People who have been covering the Bring Your Own Device (BYOD) trend have noted how the blurring of the bright line between work and personal computing presents all sorts of problems for workers. The comments above make it clear on-premises IT admins are facing a looming culture shift.

We're entering the age of mobile-first, cloud-first, IT-department-last users. They'll put all sorts of stuff on work-related machines. But then they'll also take anything they want off the machines, and put it wherever they please.

I've jokingly called this "shadow IT." And here's how it works: Instead of opening the Microsoft Office apps installed on your hard drive and licensed to your organization, you open a Google App. Or you open your copy of Word in your personal Office 365 account. You share what you need to with your coworkers, either through document sharing or email, but the work you've done stays in your personal archive.

You set up and maintain your work schedule on the Google Calendar you're likely already using for the stuff you do outside the working hours.

If you save files, you don't save them to a hard drive, but to the OneNote or Evernote or Dropbox or Google Drive accounts you have.

Even if your organization is trying -- they've got Yammer, they're encouraging people to use the calendaring tools in Outlook, they're hitting you up via Lync -- you're not buying in. You're setting up Slack channels with your coworkers, and you're regarding your company email as a necessary evil. Let the company back up your computer to their servers -- there's nothing on there worth having because you've got an If This Then That recipe that automatically sends anything useful to your private offsite archive.

Your machine is effectively a dummy terminal; all the good stuff lives someplace else.

In short, shadow IT moves a company's workflow -- and the related assets -- off the company's premises and into the hands of the employees. 

This can be a nightmare situation for any company, and it explains why a lot of companies have done things like bar access to Dropbox, the suite of Google apps or other cloud-based services on their company networks. There's a reason why there's an abundance of traffic-monitoring and site-blocking tools at any computing show.

But if decades of widespread Internet use should have taught anyone anything, it's that any block soon spawns a workaround. Google "dropbox firewall workaround" and see what I mean.

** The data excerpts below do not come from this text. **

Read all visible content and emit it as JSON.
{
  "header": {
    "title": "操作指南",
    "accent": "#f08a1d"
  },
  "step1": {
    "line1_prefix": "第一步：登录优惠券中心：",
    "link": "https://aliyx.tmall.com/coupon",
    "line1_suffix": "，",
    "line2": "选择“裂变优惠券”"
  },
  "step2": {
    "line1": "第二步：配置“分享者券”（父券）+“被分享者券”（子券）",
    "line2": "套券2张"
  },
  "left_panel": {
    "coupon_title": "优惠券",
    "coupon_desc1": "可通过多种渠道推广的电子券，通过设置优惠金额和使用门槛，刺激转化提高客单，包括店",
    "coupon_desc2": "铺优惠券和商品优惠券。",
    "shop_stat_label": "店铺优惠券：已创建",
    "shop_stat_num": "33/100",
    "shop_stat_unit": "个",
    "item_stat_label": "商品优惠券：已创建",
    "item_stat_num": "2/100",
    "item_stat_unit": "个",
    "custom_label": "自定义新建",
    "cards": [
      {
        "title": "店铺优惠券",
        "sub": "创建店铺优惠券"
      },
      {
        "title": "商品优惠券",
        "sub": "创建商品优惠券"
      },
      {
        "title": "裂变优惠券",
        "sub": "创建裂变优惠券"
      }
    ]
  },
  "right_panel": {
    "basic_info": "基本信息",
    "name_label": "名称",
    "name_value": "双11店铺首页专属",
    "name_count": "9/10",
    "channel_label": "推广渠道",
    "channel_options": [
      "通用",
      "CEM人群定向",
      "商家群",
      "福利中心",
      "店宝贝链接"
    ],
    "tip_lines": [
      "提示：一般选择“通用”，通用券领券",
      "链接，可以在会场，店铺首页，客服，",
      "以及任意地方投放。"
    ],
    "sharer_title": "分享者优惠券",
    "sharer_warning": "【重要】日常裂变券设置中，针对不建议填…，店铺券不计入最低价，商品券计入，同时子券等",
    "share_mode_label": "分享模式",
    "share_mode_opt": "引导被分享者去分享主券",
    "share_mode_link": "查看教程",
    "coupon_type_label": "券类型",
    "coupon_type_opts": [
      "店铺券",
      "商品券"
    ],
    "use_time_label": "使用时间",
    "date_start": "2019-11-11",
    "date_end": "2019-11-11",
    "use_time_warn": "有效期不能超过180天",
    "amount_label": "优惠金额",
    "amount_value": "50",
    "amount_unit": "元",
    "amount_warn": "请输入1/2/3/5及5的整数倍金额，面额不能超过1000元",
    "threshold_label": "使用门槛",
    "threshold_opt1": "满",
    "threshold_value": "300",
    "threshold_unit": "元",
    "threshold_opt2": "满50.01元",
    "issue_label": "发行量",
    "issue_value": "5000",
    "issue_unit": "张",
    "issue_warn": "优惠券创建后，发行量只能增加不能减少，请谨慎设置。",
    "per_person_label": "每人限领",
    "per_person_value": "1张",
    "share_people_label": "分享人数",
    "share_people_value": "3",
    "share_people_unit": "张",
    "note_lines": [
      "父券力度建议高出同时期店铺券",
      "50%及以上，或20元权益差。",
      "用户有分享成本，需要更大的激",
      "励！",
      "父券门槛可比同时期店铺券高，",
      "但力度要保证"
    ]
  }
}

Sure, IT can crack down by blocking all sorts of sites. It can make policies that attempt to redraw the formerly bright line between work and home. But that's a very 1990s approach to a 2010s world. And in this 2010s workplace, companies are fine with expecting people to handle social media issues at zero-dark-thirty in the morning, answer email on vacation, or time-shift their meetings to accommodate another time zone. Workers have figured that if the work/not-work lines really are that fluid and conditional, then so are the activities they do on their work/not-work devices.

On-premises IT departments have it hard. They're caught between opposing work-culture forces, they're tasked to enforce all sorts of policies that aren't rooted in how people actually work, and then, lurking in the shadows, are the tools that can undermine all their good efforts.

The question to answer in the next decade or so is how companies will handle a workforce that's increasingly comprised of workers who have erased the bright line that used to live on an employer's machine, and redrawn it around their own personal cloud.